You could have raised the show-stopping issues with your line manager as they came up. The PMs need not be in a position to tell a lie to your line manager that you've only been telling them their project is absurd for 3 weeks, when in fact it has been several months. You could have told your line manager that their project was absurd at the same time you told them. Then, your line manager would have recognised them for pitiful blame-avoidant liars as soon as they said it.
This doesn't mean you have to CC everything to your line manager, but if you're facing unreasonable demands then it is part of your line manager's job to deal with the PMs to help manage your goals, your workload, and what counts as "success" for you in your job. If your job is impossible then it's your line manager's job to make it possible. Your line manager might also have a general interest in the company's projects succeeding. That doesn't mean your line manager would be able to deal with this bad project management, since the whole company sounds awful. But you could have given it a shot on the grounds that it's how things are "supposed" to work, and professionally speaking there's something to be said for giving everyone a chance to do what they're supposed to.

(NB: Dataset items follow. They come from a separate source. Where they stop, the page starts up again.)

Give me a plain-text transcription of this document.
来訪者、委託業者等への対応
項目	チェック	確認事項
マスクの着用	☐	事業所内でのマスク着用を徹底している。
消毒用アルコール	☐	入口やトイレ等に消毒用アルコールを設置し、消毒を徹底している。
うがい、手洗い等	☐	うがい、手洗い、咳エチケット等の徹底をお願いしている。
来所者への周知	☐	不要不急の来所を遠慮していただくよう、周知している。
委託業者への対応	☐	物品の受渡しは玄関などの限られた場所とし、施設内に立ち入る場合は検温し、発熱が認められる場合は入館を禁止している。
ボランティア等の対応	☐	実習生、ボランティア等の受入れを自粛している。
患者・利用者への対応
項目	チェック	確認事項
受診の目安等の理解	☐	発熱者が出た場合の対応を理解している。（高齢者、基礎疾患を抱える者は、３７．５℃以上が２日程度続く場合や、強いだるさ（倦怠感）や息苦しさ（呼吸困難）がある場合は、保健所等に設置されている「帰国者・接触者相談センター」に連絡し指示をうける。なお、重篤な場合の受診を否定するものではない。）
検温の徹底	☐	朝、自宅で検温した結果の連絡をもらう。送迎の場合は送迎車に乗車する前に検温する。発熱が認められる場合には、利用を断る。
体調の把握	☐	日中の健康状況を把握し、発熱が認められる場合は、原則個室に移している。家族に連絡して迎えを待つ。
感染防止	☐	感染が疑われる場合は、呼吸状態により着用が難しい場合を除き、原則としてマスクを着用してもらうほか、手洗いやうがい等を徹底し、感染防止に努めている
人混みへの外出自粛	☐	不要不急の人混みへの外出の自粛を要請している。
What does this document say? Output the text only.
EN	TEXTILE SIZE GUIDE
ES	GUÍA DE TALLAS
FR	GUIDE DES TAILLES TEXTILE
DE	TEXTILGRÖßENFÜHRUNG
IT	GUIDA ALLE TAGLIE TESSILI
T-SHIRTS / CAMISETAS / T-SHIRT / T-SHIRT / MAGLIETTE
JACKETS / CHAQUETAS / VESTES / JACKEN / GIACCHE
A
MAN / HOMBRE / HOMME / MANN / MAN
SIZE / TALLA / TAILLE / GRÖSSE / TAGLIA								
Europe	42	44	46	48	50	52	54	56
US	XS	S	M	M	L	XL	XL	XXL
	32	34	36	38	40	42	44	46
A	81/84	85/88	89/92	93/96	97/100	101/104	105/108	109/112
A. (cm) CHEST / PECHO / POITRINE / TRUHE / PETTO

If you think your line manager would have ignored all of this, or agreed with the PMs all along, then in a sense it doesn't make a whole lot of difference that they are lying now, because your ex-line manager is useless to you anyway. So, you can stop worrying about the lying ;-)
If you respect your your line manager but think they were hampered by ignorance, then you could even have given them the evidence of the lies at your point of exit. Won't help solve the problems, necessarily, but at least that one line manager now has a better idea what they're dealing with, and what their other reports are still facing. It may be too late for you to do that now -- perhaps you don't have access to all that email any more.
Both of these points about informing your line manager might also apply to informing the level above these PMs. But, reporting to your line manager what you're doing is always expected, whereas jumping over someone's head to report them to their boss is kind of an aggressive move even when you're in the right.
As a professional, regardless of the hours and the politics, you could have declined to work on a project you didn't believe in. But, you don't have to succeed all the time. It's OK to take a big risk on something that will probably fail, provided that whoever is paying for it consents. You took a shot, it didn't work out. So, believing that something will succeed is nice-to-have but it's an unreasonably high bar to apply as an absolute rule before working on a difficult project.
Similarly, as a professional, you could have declined to work on a project that was managed according to principles you didn't believe in: unreasonable workloads; refusal to listen to the concerns of the technical experts (you) or to acknowledge your best appraisal of the risk; refusal to address massive scope creep. Learn from this experience to identify the difference between "difficult but it might work", and "even if this somehow starts to succeed, poor organisation will just drag it back into failure".
What you could not do, is fix the mistakes of a group of PMs who have all agreed amongst themselves a bad way of doing things, and are determined to do them that way. So there's no need to feel guilty about not having done that.